Follow-up to this poll.
Printable View
Follow-up to this poll.
option 5 - i think sports stars get paid for their ability to generate revenue, and the rest of the business world works the same.
I think if you posted this on a mixed/social board you'd get very diffwerent results. I think that people here tend to understand more the value of someone who can throw a ball 90+ mph to a spot or hit a round ball with a round bat squarely consistantly.
I tend to agree. There are a couple notable exceptions, but beyond that...
option 3.
Just look at the blacksox scandal of 1919. Baseball used to not work this way. The owner could pay its players whatever they wanted to.
Well there's a little more basis for comparison here than in the other poll, but my answer would probably be "a little bit of all four choices".
Its a market driven economy (especially since Free Agency) but considering what an average Joe gets - most players should be more grateful than they are...
FRS has a good point there. I think most athletes would happily play ball for less money than they get, if they had to. Look at the career minor league guys, sticking with it because they are doing what they love and it beats whatever else they might be doing. But if a major league guy (or NFL, NBA, whatever) sees Player X getting $8M per year and they're only getting $7M then they want $9M and they want their existing contract torn up even though they may have just signed a 4-year deal last year.
Yeah, it is capitalism. When pro sports say it is all about the fans, they really mean that it is all about the fan's money. They should be up front about it, and say it isn't about the fans but their money, and that is why they have blackouts, don't want fantasy leagues unless they are getting paid, etc. Actually, it is not even just about the fan's money, they want everyone's money, thus the demand for public funded stadiums.
I don't think it's quite as cut and dried as saying, "It's capitalism." Salaries in sports are not necessarily what you and I think of when we draw our salary; no one in their right mind needs to have an $8 million salary because they can't live on $6 million. The salary becomes a measure of respect for a member of an organization; sort of like the concept of "face" to a samurai in historical Japan.
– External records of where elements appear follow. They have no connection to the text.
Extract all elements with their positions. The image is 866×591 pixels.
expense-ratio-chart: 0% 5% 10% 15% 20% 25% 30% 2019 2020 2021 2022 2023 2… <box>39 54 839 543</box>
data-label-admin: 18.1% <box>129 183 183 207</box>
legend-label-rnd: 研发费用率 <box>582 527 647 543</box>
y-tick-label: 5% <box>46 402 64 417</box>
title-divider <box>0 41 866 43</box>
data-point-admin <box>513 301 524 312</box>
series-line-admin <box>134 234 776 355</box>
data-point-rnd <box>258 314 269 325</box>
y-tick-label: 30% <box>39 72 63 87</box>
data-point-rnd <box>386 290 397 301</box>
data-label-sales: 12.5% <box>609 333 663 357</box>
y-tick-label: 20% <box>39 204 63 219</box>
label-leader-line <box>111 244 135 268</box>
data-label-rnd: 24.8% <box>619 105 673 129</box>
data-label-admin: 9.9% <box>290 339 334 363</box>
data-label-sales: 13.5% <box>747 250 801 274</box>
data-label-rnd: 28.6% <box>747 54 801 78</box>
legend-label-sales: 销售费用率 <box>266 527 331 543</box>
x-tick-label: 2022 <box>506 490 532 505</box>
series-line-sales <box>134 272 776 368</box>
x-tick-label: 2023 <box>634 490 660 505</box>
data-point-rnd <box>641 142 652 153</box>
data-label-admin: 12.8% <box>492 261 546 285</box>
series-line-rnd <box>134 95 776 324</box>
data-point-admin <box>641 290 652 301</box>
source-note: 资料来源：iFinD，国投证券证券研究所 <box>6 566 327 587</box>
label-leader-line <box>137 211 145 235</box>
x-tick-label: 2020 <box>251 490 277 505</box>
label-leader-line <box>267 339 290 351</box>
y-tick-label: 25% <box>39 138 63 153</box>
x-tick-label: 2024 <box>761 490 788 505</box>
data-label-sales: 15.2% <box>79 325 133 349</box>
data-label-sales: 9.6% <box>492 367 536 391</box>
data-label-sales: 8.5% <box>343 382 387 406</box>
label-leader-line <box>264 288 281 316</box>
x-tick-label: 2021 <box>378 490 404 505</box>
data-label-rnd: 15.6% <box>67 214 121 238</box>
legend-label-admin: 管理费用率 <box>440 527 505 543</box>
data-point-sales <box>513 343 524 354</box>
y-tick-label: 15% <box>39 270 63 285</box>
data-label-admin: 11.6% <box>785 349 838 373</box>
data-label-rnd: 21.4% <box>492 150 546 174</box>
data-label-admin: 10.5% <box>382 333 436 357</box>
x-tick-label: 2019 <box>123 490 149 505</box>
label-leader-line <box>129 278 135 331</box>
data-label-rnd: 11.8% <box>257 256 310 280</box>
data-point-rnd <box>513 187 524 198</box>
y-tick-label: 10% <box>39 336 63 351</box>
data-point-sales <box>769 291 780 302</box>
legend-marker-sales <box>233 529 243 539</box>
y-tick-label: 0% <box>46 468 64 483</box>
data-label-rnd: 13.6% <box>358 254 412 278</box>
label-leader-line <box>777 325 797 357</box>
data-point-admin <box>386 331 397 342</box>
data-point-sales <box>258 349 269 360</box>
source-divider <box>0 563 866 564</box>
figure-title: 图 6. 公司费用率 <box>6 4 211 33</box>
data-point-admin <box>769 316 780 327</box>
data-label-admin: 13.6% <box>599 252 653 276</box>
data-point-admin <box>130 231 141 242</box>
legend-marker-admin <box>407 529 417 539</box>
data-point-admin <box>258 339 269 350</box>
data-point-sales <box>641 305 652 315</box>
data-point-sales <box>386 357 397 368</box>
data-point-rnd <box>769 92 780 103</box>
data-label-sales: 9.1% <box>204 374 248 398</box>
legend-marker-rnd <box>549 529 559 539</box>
Derek Jeter could still live like a king for $2 million a year, but if Mike Mussina is getting $14 million, people - including Jeter, presumably - start to question if Mussina is really worth seven times what Jeter is to the Yankees.
And of course, the same thing applies to the owners, only much, much more so.
its not about "face". its about how much their name generates for their club and their name generates because, typically, their skills increase the value of their name.
if im an insurance salesman and i sell $250 million worth of policies, while my buddy sells $100 million, i better get a higher commission than him or i'll look for another company that will pay me what im worth ;)
in reality, sports players generate millions while i generate hundreds of thousands, so i expect them to make millions, while i make hundreds of thousands.
yea but, if that were actually the basis of sports salaries, then player's contracts would specify some sort of gate recept sharing. that sort of thing is explicitly not allowed by baseball's CBA. I think that it's disallowed in the NHL as well.
Player's get whatever the market that there in will bear. there a product is all.